By consent the court below had, and we have, the general laws of the order and the by-laws of the district organization to [120]*120consider in determining the demurrer of appellant to the plea of appellee to the petition of appellant for mandamus.

The association was “for the purpose of maintaining, managing, and controlling a benevolent and friendly society.” It originally had numerous laws adopted by it, the first one of which avowed the object to be “for raising a fund for the relief of the members when sick, lame, or, disabled, and for insuring a sum of money to assist in defraying the expenses of burial (to be paid to the widow, legal executors, administrators, or assigns of a member deceased), or to assist in defraying the expenses of the burial of the wife or child of a member.” By law No. 8 of the order it is provided that new laws may be adopted by a two-thirds vote.
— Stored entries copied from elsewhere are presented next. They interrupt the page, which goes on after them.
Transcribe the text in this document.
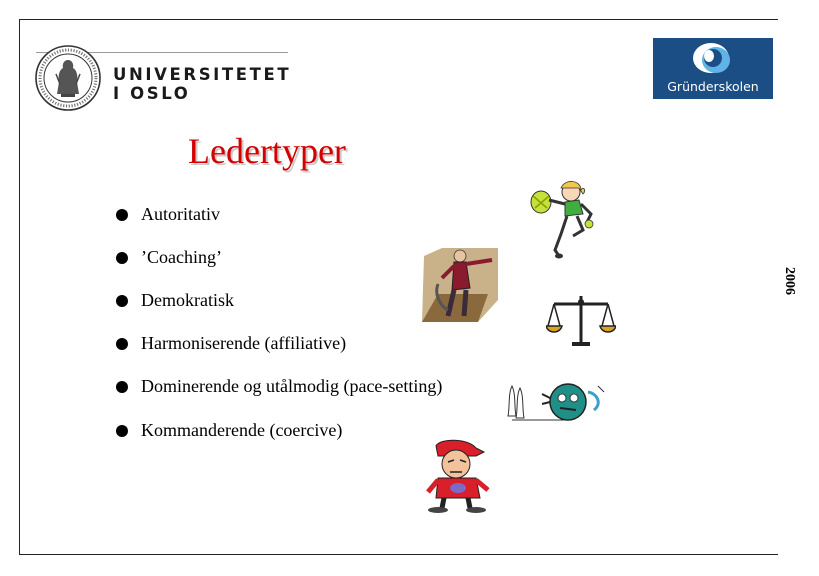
2006
UNIVERSITETET
I OSLO	Gründerskolen
Ledertyper
Autoritativ
’Coaching’
Demokratisk
Harmoniserende (affiliative)
Dominerende og utålmodig (pace-setting)
Kommanderende (coercive)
By this two-thirds vote a law was enacted by the order creating a compulsory insurance department, requiring payment of $1 per month by all members. Accordingly this was applied to all members, except those over seventy years old or who became blind or paralyzed while members, etc. This, we think, applied to the then members and to future members. It was further provided that those who failed to pay should no longer meet with the lodge. The appellants refused to pay, though repeatedly notified to do so, and so were refused admittance; and hence their application for a writ of mandamus.

Appeals are amply provided for within the order, but appellants took no appeal there before applying to the courts, and therefore, as we think, have no standing in court. We also think the law of the order, enacted by a two-thirds vote, became a valid law of the order, and was not unreasonable or void.

Affirmed.

Free access — add to your briefcase to read the full text and ask questions with AI

Related

National Collegiate Athletic Ass'n v. Gillard
352 So. 2d 1072 (Mississippi Supreme Court, 1977)
Grant v. Independent Order of Sons & Daughters of Jacob of America
52 So. 698 (Mississippi Supreme Court, 1910)

Cite This Page — Counsel Stack

Bluebook (online)
43 So. 302, 90 Miss. 116, Counsel Stack Legal Research, https://law.counselstack.com/opinion/ward-v-david-jonathan-lodge-miss-1907.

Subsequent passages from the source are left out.